JASMIN User's Guide
The JASMIN user's guide was set out based on user queries and issues encountered by the JASMIN team. We encourage all users to comply with the following guidelines, particularly important in the current emergency situation -COVID-19 Lockdown- where access by staff to resolve problems by physical intervention may not be possible in a timely manner, or at all:
"Sci" machines usage guidelines
- Check the current load and number of users on the sci machines, as shown by the login servers, to select a less-used sci machine. The available Sci machines and their specifications are listed in the table of this help page
- The sci machines are not for running large, long-running tasks, or scripts that spawn multiple child processes. The batch processing cluster LOTUS is available for heavier processing. The sci machines are for development, testing, and light interactive use. Overloading these with processing seriously impairs performance for interactive use by others.
- Do not write to the temporary partition
/tmpon sci machines. Use your home directory, a scratch volume or a Group Workspace . Any temporary data files can reside in a subdirectory of your group workspace instead of /tmp. To do this, please add the following lines (or similar) to your $HOME/.bashrc file:
- # create the directory if needed
[ -d $TMPDIR ] || mkdir -p $TMPDIR
- If a process hangs, do not simply close the terminal window. Please contact the helpdesk and alert the team so that the process can be shut down. Otherwise hung processes build up and contribute to machine overloading.
- Do not “hog” IDL development licenses. A limited number of these are available for development and compilation of IDL code which should then be run on LOTUS using IDL runtime licenses, of which there are many more.
- Do not use sci machines for data transfer: xfer hosts are provided for this purpose.
LOTUS usage guidelines
- Do not use IDL development licences on LOTUS. There are many runtime licenses available, but the development licenses are for interactive use on the sci machines, where IDL code can be compiled, then run on LOTUS using a runtime license.
- Beware of inadvertently filling up /tmp on LOTUS nodes. This can take nodes out of action (perhaps for other users who still have jobs running on the same node) if /tmp fills up. Design your code to clean up as it goes along, and use environment variables to control where your applications write temporary data, ideally to storage which is not specific to a LOTUS node. If your job crashes, check which nodes were involved and clean up after yourself.

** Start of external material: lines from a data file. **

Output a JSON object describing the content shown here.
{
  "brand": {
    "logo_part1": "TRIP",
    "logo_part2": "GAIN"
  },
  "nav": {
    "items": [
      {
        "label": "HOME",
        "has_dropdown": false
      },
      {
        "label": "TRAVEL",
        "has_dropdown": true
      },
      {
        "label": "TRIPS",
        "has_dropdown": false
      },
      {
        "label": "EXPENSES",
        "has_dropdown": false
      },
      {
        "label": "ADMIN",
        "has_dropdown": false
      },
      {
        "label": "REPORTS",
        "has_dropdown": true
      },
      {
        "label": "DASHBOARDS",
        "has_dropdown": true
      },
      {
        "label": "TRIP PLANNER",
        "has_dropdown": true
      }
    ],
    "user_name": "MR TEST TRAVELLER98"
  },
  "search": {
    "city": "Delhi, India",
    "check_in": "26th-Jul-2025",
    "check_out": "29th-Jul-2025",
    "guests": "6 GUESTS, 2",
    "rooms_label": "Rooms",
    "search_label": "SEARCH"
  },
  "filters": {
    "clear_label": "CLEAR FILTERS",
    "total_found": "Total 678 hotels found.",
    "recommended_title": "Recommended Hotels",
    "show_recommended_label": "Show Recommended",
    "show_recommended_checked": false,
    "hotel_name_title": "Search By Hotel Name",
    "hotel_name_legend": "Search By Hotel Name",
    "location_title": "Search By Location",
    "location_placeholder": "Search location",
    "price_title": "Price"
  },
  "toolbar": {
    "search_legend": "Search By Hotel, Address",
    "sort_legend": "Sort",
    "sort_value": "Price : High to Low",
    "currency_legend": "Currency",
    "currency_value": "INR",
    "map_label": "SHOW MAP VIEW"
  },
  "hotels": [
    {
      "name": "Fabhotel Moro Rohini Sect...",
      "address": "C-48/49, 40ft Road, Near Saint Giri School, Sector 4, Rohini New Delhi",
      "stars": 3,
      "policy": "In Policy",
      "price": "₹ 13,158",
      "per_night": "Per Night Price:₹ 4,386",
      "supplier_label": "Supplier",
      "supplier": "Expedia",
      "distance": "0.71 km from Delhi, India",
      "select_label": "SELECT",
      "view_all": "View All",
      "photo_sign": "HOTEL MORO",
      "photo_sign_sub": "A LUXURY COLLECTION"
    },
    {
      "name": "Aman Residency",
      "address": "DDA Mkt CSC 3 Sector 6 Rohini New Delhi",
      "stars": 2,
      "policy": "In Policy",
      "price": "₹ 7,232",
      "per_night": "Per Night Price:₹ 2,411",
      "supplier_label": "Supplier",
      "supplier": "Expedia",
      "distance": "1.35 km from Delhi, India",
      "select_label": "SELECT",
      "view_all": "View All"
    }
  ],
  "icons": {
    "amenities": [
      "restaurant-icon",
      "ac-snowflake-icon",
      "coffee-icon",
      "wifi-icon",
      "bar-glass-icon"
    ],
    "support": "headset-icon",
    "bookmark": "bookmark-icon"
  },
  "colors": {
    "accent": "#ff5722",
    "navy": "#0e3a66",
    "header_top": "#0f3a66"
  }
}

- Do not store data in scratch areas for long periods of time. Move data away to group workspaces once your processing has finished.
Xfer servers guidelines
- Do not run a large number (>16) of rsync or scp transfer processes in parallel.
- Do not run processing on xfer servers: they are provided for data transfer only
- For heavy/high-performance data transfers, avoid virtual machines jasmin-xfer1/cems-xfer1 and consider using high-performance servers or methods.
How to report an issue
When you do experience an issue, please;
- Make it clear whether you are simply advising the helpdesk of a general issue (which will be noted, but not necessarily investigated for a specific response), or
- Provide FULL and SPECIFIC details of your problem so that it can be investigated. JASMIN is a complex infrastructure with many hundreds of hosts and storage volumes, so reporting that “JASMIN” or “Storage” is slow, is not sufficient.
- If you are experiencing difficulties accessing a particular storage volume from a particular sci machine, please state
- the full path to the data you are trying to access
- The full hostname of the machine (but please try the same access from at least one other machine to help establish whether it’s related to the machine or the storage)
- The date and time of the issue (for matching up with system reports/log files. Using the date and time of the email is not sufficient: please be specific in your report)
- Be patient and understand that, particularly at present (where nearly the entire CEDA and JASMIN teams are working remotely), queries will take longer to resolve.
- Some issues will only be resolved by strategic improvements which are planned as part of phased upgrades to JASMIN accompanied by capital procurements followed by integration work, all carried out by the same, small team.